For an array \(A\) of length \(N+K-1\), define binary sequences \(L\) and \(R\) of length \(N+K-1\), as follows:

• For \(1 \le i \le N+K-1\), let \(R_i\) be \(1\) if there exists an element equal to \(A_i\) in the nearest \(K-1\) elements to the right of it (that is, in the range \(A[i+1, min(i+K-1, N+K-1)]\). Otherwise, let it be \(0\).

• Similarly, let \(L_i\) be \(1\) if there exists an element equal to \(A_i\) in the nearest \(K-1\) elements to the left of it (that is, in the range \(A[max(1, i - K+1), i-1]\). Otherwise, let it be \(0\).

Now, let’s make a few observations about these values.

• For \(1 \le i \le N-1\) holds \(B_i - (1 - R_i) = B_{i+1} - (1 - L_{i+K}) = \) the number of distinct elements on the segment \(A[i+1:i+K-1]\). Equivalently, \(L_{i+K} - R_i = B_i - B_{i+1}\).

• \(B_1 = K - L_1 - L_2 - \ldots - L_K\). Indeed, the number of distinct elements on this segment is just the number of \(1 \le i \le K\) with \(L_i = 1\).

• Similarly, \(B_K = K - R_N - R_{N+1} - \ldots - R_{N+K-1}\).

Now, consider all positions where \(R\) is equal to \(1\), and all positions where \(L\) is equal to \(1\). Then:

• The number of such positions in \(L\) and in \(R\) are the same. Denote them \(X_1, X_2, \ldots, X_T\) for \(R\) and \(Y_1, Y_2, \ldots, Y_T\) for \(L\).

• For each \(i\), \(1 \le Y_i - X_i \le K-1\).

To see this, consider any element that appears in the sequence \(A\), suppose that it appears at positions \(P_1 < P_2 < \ldots < P_W\). Then, for each \(1 \le i \le W-1\), if \(P_{i+1} - P_i > K-1\), we would have \(R_{P_i} = L_{P_{i+1}} = 0\), else we would have \(R_{P_i} = L_{P_{i+1}} = 1\). So, all ones in \(X\) and \(Y\) can be split into pairs of form \((L_i, R_j)\) with \(1 \le j-i \le K-1\). It’s easy to see that these conditions would remain after considering the positions of ones in the sorted order.

Now, I claim, that, for given array \(B\), if the sequences \(L\) and \(R\) satisfying all \(5\) conditions above exist, then we can construct the corresponding array \(A\). This is actually very easy to see: given such sequences \(L, R\), construct elements of \(A\) one by \(1\). If \(L_i\) is \(0\), just make \(A_i\) equal to some new element that hasn’t appeared among the previous \(K-1\) elements. Otherwise \(i = Y_j\) for some \(j\). Then just set \(A_{Y_j}\) to \(A_{X_j}\).

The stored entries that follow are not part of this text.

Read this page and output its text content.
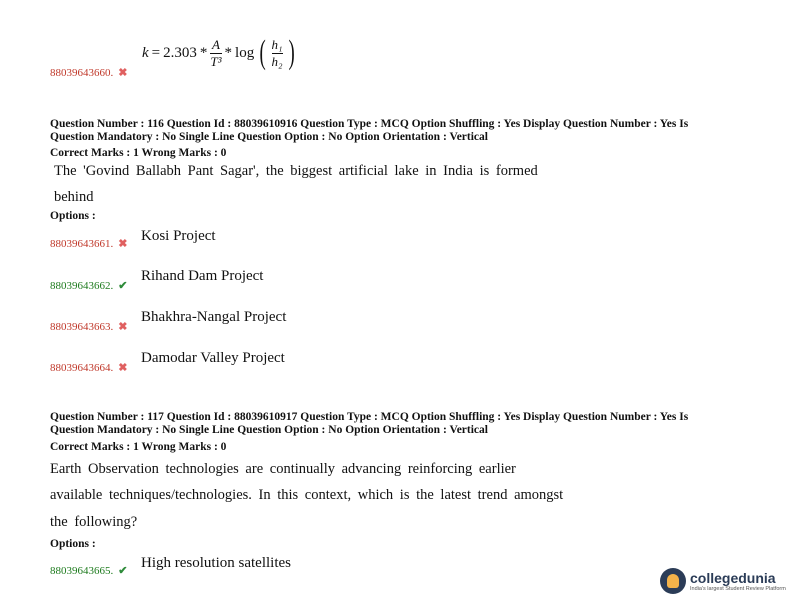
$k = 2.303 * \frac{A}{\text{T³}} * \log$ ( $\frac{\text{h₁}}{\text{h₂}}$ )
88039643660. ✖
Question Number : 116 Question Id : 88039610916 Question Type : MCQ Option Shuffling : Yes Display Question Number : Yes Is
Question Mandatory : No Single Line Question Option : No Option Orientation : Vertical
Correct Marks : 1 Wrong Marks : 0
The 'Govind Ballabh Pant Sagar', the biggest artificial lake in India is formed
behind
Options :
88039643661. ✖ Kosi Project
88039643662. ✔
Rihand Dam Project
88039643663. ✖
Bhakhra-Nangal Project
88039643664. ✖
Damodar Valley Project
Question Number : 117 Question Id : 88039610917 Question Type : MCQ Option Shuffling : Yes Display Question Number : Yes Is
Question Mandatory : No Single Line Question Option : No Option Orientation : Vertical
Correct Marks : 1 Wrong Marks : 0
Earth Observation technologies are continually advancing reinforcing earlier
available techniques/technologies. In this context, which is the latest trend amongst
the following?
Options :
88039643665. ✔ High resolution satellites
collegedunia
India's largest Student Review Platform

Now we have to check whether such sequences \(L\) and \(R\) even exist. What freedom do we actually have in choosing \(L, R\)?

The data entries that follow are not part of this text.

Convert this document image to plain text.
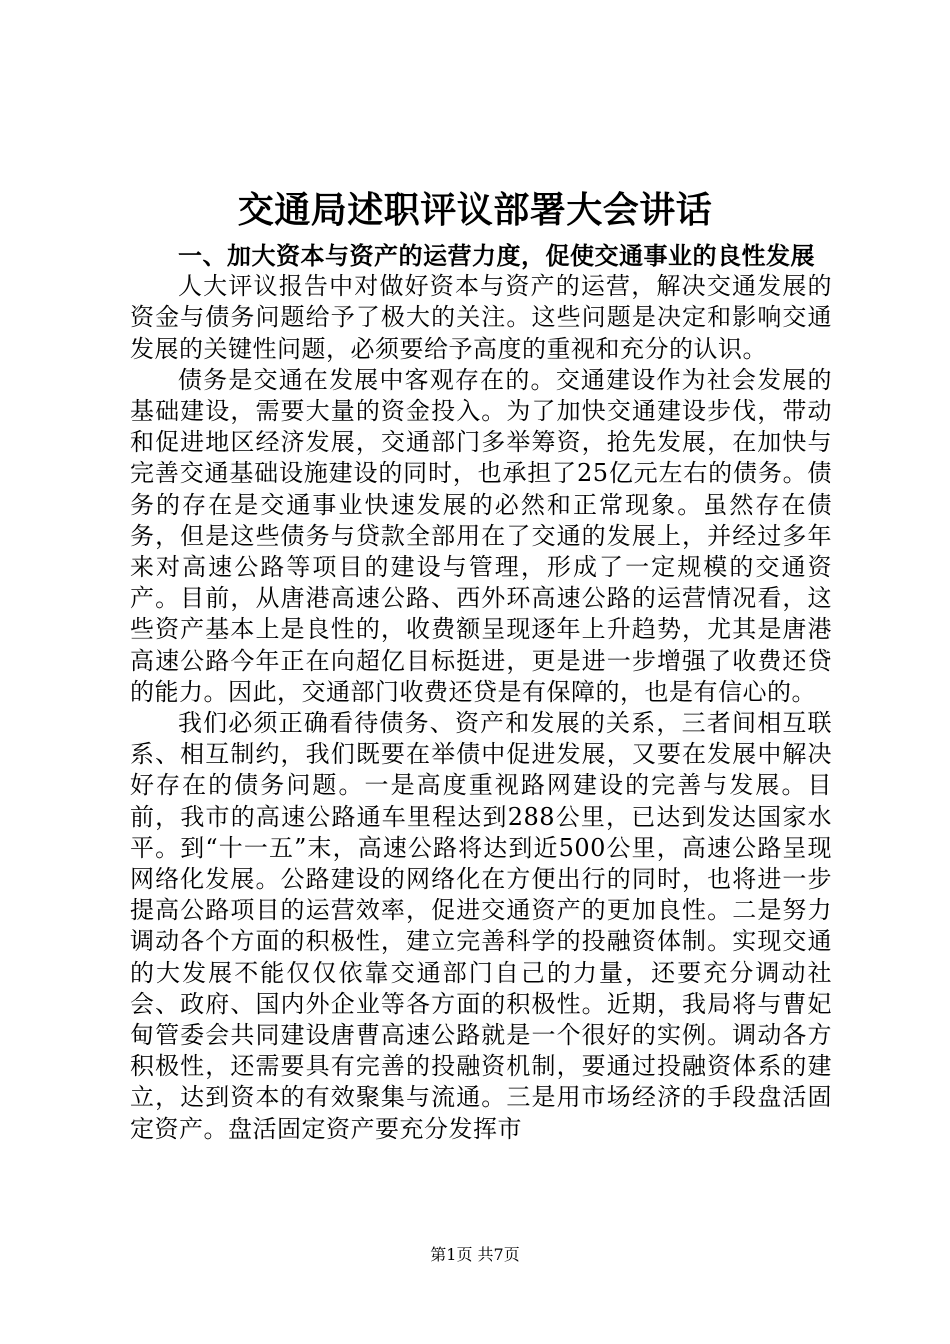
交通局述职评议部署大会讲话

一、加大资本与资产的运营力度，促使交通事业的良性发展

人大评议报告中对做好资本与资产的运营，解决交通发展的资金与债务问题给予了极大的关注。这些问题是决定和影响交通发展的关键性问题，必须要给予高度的重视和充分的认识。

债务是交通在发展中客观存在的。交通建设作为社会发展的基础建设，需要大量的资金投入。为了加快交通建设步伐，带动和促进地区经济发展，交通部门多举筹资，抢先发展，在加快与完善交通基础设施建设的同时，也承担了25亿元左右的债务。债务的存在是交通事业快速发展的必然和正常现象。虽然存在债务，但是这些债务与贷款全部用在了交通的发展上，并经过多年来对高速公路等项目的建设与管理，形成了一定规模的交通资产。目前，从唐港高速公路、西外环高速公路的运营情况看，这些资产基本上是良性的，收费额呈现逐年上升趋势，尤其是唐港高速公路今年正在向超亿目标挺进，更是进一步增强了收费还贷的能力。因此，交通部门收费还贷是有保障的，也是有信心的。

我们必须正确看待债务、资产和发展的关系，三者间相互联系、相互制约，我们既要在举债中促进发展，又要在发展中解决好存在的债务问题。一是高度重视路网建设的完善与发展。目前，我市的高速公路通车里程达到288公里，已达到发达国家水平。到“十一五”末，高速公路将达到近500公里，高速公路呈现网络化发展。公路建设的网络化在方便出行的同时，也将进一步提高公路项目的运营效率，促进交通资产的更加良性。二是努力调动各个方面的积极性，建立完善科学的投融资体制。实现交通的大发展不能仅仅依靠交通部门自己的力量，还要充分调动社会、政府、国内外企业等各方面的积极性。近期，我局将与曹妃甸管委会共同建设唐曹高速公路就是一个很好的实例。调动各方积极性，还需要具有完善的投融资机制，要通过投融资体系的建立，达到资本的有效聚集与流通。三是用市场经济的手段盘活固定资产。盘活固定资产要充分发挥市

第1页 共7页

If \(B_i>B_{i+1}\) or \(B_i<B_{i+1}\), then we can deduce \(R_i\) and \(L_{i+K}\). If \(B_i = B_{i+1} = k\), then we have to set \(R_i = L_{i+K} = 0\), otherwise we have a choice: to set them both to \(0\) or to \(1\). I claim that we can simply set them both to \(1\).

Proof: suppose that there exist some \(L, R\) satisfying all of the conditions above, in which \(R_i = L_{i+K} = 0\). As \(B_i < K\), there are two equal elements in \(A[i+1:i+K-1]\), wlog \(A_u, = A_v\), which are “paired” ones in \(R\) and \(L\). But then we can set \(R_i = L_{i+K} = 1\) and pair \(i\) in \(R\) with \(v\) in \(L\) and \(u\) in \(R\) with \(i+K\) in \(L\).

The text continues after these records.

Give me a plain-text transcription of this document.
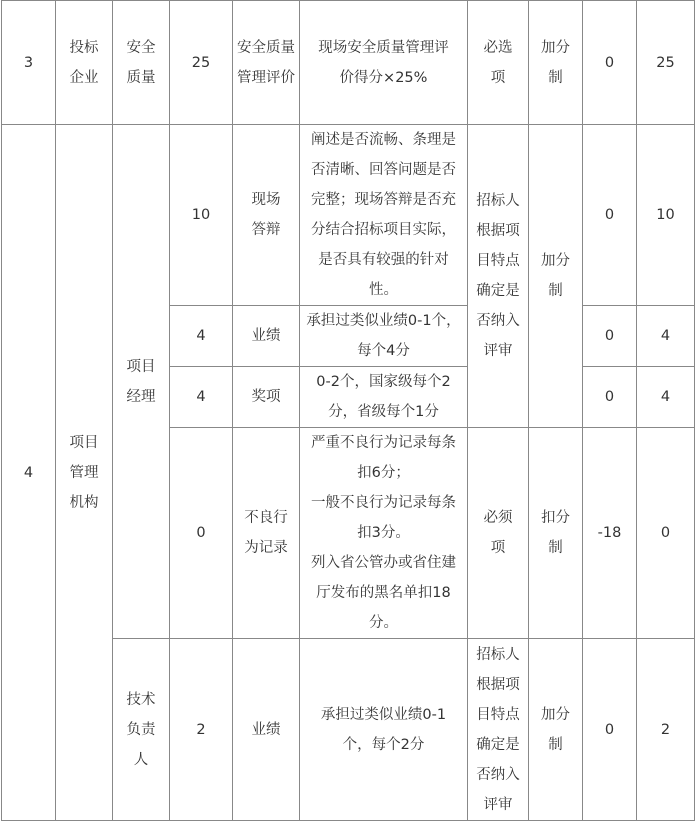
3	投标企业	安全质量	25	安全质量管理评价	现场安全质量管理评价得分×25%	必选项	加分制	0	25
4	项目管理机构	项目经理	10	现场答辩	阐述是否流畅、条理是否清晰、回答问题是否完整；现场答辩是否充分结合招标项目实际，是否具有较强的针对性。	招标人根据项目特点确定是否纳入评审	加分制	0	10
			4	业绩	承担过类似业绩0-1个，每个4分			0	4
			4	奖项	0-2个，国家级每个2分，省级每个1分			0	4
			0	不良行为记录	严重不良行为记录每条扣6分；
一般不良行为记录每条扣3分。
列入省公管办或省住建厅发布的黑名单扣18分。	必须项	扣分制	-18	0
		技术负责人	2	业绩	承担过类似业绩0-1个，每个2分	招标人根据项目特点确定是否纳入评审	加分制	0	2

As for the condition \(L_1 + L_2 + \ldots + L_K = B_1 - K\), we are basically given the number of ones among the first \(K\) elements of \(L\). It’s clear that it’s optimal (for our conditions) to put all those ones as the suffix of \(L[1:K]\). Similarly, put all needed ones in \(R[N-K+1:N]\) as prefix.

Therefore, if such array \(A\) exists, we can find some arrays \(L\) and \(R\) for which all of those conditions hold. Therefore, just construct these arrays and check whether the conditions indeed hold (and if they do, construct \(A\) as described earlier).